Certain states had made the decision a few years back to ban plastic bag use. However, bans are being temporarily lifted amid the pandemic. California has allowed stores to use plastic until late June under an executive order from Governor Gavin Newsom despite the fact the state has had a plastic bag ban since 2016. New York delayed enforcement of its ban until June 15.
Even though a 2019 Pew Research Center survey showed roughly 72 percent of Americans say they actively try to limit their plastic use, the amount of plastic waste per person has remained constant, researchers say – 4 ounces per person every day, for a total of about 15.6 million tons in 2017. This means the responsibility had shifted to manufacturers to make up the difference.
“We’re fortunate enough that we aren’t seeing anyone say, ‘I’m not worried about sustainability, I’m just going to focus on survival right now,’” said Troy Swope, co-founder and chief executive of Footprint, which produces fiber-based alternatives to single-use plastics. “If anything, we’ve seen an acceleration,” he added. Swope said his product’s shelf life “helps prevent additional food waste; complete biodegradability and compostability; and is microwavable.”

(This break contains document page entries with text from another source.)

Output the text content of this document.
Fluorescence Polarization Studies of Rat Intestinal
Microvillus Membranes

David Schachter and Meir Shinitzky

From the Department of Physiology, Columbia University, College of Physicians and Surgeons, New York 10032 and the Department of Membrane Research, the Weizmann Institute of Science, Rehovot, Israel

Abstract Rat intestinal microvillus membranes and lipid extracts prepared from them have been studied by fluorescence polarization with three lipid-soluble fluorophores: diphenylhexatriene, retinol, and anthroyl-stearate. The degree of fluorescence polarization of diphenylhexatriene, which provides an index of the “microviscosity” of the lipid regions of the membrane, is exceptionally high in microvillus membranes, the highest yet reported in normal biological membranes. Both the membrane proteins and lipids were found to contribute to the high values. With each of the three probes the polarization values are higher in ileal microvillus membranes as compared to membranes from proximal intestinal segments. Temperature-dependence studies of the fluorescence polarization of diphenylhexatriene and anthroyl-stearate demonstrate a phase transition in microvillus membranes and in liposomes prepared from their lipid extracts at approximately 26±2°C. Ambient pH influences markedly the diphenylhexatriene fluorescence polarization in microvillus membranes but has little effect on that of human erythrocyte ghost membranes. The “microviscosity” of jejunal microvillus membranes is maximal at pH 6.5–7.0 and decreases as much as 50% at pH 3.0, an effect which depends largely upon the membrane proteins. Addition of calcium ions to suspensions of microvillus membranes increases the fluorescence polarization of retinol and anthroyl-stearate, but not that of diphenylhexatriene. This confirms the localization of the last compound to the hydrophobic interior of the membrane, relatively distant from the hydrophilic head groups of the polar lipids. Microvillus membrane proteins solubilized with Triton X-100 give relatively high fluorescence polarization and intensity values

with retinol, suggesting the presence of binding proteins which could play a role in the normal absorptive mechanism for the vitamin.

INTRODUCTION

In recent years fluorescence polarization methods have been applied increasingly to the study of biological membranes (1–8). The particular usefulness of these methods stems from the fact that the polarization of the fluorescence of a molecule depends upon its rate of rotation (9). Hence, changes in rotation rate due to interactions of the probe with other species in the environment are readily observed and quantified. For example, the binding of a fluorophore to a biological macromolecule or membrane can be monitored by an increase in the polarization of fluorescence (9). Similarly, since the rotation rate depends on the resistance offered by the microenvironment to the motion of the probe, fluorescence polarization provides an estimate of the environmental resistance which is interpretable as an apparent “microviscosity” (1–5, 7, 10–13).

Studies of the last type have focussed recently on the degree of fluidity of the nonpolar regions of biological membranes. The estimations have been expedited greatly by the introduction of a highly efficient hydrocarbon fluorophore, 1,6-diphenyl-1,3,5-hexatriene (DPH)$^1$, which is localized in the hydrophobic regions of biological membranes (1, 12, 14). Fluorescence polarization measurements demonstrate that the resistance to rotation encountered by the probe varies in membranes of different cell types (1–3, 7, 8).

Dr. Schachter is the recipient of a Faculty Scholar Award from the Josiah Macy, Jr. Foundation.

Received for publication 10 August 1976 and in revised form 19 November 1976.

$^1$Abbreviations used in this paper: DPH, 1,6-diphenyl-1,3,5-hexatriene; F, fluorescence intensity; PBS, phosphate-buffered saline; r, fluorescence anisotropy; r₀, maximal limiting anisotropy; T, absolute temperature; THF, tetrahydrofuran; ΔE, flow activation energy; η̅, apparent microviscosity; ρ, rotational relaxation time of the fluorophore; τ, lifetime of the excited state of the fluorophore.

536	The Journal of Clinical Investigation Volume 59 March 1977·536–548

Notpla is another company trying to limit the environmental impact of the coronavirus. The company came up with a small pouch, referred to as an Ooho, which is made from seaweed and other plants. This pod (the size of a detergent pod) is “edible and biodegrades in four to six weeks, is the ideal replacement for single-serving condiment packets,” said Pierre Paslier, the company’s co-founder and co-chief executive. He added, “We use plastic for five minutes, and it ends up in the ocean for 100 years.” Last year, Notpla partnered with Lucozade, a sports drink, to hand out Oohos at the London Marathon.
Zuleyka Strasner founded Zero, a single-use, plastic-free online grocery store that drops off items in reusable containers. These are washed by customers and picked up with the next round. The company currently only serves the Bay Area, but has plans to expand. Strasner said, “The coronavirus has allowed demand to grow 200 percent.”
Ecovative, another first starter, grows packaging by filling custom-shape molds with agricultural residues like wood chips, which act as a food source, and mycelium cells. The mycelium feeds on the wood chips, growing its fibers around and through the food source, and, in four to six days, takes on the shape of the mold, which can then be removed. Ecovative Design’s product is one of the few plastic alternatives for foam.
Andy Bass, said, “Ecovative’s incubators are set to particular temperature and moisture conditions, depending on the strain, which mimic conditions beneath the soil. This way, the mycelium senses that it is still underground, and grows only as mycelium fibers rather than as caps.”
With all of the bad that COVID-19 has brought to the world, there is a silver lining in the fact the pandemic has brought to market sustainable options more quickly. Plastic alternatives and reusable personal protection equipment are showing up much sooner than expected.